On 1/3/18 9:42 AM, Steven Schveighoffer wrote:
On 1/3/18 2:47 AM, Christian Köstlin wrote:
On 02.01.18 21:13, Steven Schveighoffer wrote:
Well, you don't need to use appender for that (and doing so is copying a
lot of the data an extra time). All you need is to extend the pipe until
there isn't any more new data, and it will all be in the buffer.
// almost the same line from your current version
auto mypipe = openDev("../out/nist/2011.json.gz")
.bufd.unzip(CompressionFormat.gzip);
// This line here will work with the current release (0.0.2):
while(mypipe.extend(0) != 0) {}
Thanks for this input, I updated the program to make use of this method
and compare it to the appender thing as well.
Hm.. the numbers are worse! I would have expected to be at least
comparable. I'll have to look into it. Thanks for posting this.
Alright. I have spent some time examining the issues, and here are my
findings:
1. The major differentiator between the C and D algorithms is the use of
C realloc. This one thing saves the most time. I'm going to update
iopipe so you can use it (stand by). I will also be examining how to
simulate using realloc when not using C malloc in iopipe. I think it's
the copying of data to the new buffer that is causing issues.

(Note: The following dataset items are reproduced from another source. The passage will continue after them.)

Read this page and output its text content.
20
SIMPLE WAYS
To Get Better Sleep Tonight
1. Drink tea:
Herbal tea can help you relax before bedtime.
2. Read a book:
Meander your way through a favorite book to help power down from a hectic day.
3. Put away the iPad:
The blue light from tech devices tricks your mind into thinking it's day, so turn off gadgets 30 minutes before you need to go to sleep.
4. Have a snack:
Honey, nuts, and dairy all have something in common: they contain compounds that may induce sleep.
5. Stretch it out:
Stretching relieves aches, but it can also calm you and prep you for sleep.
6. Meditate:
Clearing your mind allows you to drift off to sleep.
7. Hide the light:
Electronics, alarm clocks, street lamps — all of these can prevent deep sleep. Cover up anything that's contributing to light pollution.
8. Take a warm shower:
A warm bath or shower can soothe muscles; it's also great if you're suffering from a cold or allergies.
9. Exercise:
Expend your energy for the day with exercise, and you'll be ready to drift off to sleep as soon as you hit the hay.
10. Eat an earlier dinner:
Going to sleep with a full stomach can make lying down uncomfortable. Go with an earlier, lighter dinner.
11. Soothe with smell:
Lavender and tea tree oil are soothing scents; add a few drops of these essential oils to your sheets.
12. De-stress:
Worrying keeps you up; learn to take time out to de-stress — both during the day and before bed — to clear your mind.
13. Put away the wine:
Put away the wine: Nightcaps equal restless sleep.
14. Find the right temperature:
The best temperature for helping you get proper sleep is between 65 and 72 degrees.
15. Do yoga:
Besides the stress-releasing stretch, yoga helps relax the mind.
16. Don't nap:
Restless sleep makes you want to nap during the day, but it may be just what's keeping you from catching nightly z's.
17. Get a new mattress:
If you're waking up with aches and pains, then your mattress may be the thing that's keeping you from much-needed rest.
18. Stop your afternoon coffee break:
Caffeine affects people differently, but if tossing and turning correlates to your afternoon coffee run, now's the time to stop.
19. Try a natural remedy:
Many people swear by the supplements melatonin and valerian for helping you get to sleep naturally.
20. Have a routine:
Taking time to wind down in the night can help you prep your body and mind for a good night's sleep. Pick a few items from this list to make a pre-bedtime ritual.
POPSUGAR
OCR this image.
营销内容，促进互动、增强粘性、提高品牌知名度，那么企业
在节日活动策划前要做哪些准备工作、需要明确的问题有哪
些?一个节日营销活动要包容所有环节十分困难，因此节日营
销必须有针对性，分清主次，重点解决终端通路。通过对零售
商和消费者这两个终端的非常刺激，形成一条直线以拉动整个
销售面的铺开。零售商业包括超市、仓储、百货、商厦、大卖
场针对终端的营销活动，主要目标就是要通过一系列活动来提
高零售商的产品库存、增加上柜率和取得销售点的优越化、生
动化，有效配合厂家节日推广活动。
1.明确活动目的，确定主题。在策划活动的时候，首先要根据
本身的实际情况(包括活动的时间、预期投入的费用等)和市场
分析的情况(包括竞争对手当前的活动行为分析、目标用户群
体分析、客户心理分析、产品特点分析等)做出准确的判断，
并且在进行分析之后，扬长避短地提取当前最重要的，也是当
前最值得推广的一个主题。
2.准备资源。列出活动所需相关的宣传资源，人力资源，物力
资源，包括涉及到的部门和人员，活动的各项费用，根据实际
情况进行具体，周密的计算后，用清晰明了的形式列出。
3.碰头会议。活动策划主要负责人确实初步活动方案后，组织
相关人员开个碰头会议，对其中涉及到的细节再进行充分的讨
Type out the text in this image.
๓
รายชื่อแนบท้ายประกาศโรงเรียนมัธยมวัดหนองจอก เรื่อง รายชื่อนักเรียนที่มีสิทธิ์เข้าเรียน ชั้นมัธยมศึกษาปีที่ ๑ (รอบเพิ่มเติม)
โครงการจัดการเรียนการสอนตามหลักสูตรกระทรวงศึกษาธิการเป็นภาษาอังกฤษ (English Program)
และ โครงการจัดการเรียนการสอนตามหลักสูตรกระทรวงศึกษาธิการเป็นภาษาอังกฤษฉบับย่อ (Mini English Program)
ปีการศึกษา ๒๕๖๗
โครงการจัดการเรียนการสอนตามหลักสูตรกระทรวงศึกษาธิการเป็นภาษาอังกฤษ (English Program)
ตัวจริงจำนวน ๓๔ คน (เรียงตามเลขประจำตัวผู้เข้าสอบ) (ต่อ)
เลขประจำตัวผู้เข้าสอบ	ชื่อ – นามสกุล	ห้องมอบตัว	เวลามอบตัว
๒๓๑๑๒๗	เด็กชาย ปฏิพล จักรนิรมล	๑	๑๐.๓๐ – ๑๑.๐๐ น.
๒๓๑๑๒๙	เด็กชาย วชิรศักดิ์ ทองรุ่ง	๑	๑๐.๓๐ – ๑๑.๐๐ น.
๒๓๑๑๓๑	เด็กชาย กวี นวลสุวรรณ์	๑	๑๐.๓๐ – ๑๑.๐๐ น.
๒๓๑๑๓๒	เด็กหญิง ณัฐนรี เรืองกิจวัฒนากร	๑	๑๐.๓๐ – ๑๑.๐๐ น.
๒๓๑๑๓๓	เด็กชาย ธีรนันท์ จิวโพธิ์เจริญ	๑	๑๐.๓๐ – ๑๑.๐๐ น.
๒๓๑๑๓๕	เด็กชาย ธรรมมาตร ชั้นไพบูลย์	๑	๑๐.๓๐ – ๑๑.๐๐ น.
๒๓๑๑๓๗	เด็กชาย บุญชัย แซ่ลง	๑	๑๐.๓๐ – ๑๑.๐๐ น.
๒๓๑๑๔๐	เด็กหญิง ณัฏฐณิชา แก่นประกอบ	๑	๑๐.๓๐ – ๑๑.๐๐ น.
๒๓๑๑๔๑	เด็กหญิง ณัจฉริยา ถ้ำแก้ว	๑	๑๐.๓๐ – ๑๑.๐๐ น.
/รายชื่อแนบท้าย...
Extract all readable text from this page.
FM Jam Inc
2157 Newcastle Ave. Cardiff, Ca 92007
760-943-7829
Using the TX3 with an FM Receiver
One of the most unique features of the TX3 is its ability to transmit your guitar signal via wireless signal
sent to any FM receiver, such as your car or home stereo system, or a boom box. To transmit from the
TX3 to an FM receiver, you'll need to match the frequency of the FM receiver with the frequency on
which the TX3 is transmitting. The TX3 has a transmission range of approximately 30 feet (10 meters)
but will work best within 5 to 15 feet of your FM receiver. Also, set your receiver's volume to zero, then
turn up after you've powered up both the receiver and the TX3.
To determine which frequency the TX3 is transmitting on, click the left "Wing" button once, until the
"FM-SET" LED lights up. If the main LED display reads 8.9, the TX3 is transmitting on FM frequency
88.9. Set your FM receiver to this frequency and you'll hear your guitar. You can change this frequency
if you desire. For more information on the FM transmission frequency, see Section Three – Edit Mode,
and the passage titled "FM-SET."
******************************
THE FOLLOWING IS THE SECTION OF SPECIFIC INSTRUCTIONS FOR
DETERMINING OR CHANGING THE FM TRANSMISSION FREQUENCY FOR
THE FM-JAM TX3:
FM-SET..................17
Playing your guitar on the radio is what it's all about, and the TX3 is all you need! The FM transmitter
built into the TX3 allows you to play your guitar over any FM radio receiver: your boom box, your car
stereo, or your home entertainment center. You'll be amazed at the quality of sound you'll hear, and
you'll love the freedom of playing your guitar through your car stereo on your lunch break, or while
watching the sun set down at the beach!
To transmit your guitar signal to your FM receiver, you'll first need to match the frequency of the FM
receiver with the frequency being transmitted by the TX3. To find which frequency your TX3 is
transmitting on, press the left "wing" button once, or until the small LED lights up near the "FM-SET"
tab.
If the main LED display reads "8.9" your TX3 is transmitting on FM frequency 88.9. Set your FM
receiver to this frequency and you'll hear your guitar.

2. extend(0) always attempts to read 8k more bytes. The buffer extends
by 8k by going into another couple pages. Somehow this is choking the
algorithm. I think the cost of extending pages actually ends up hurting
performance (something we need to look at in the GC in general).
3. extendElems should allow extending all the elements in the most
optimal fashion. Fixing that, iopipe performs as well as the
Appender/iopipe version. This is coming out as well.
Stay tuned, there will be updates to iopipe to hopefully make it as fast
in this microbenchmark as the C version :)
-Steve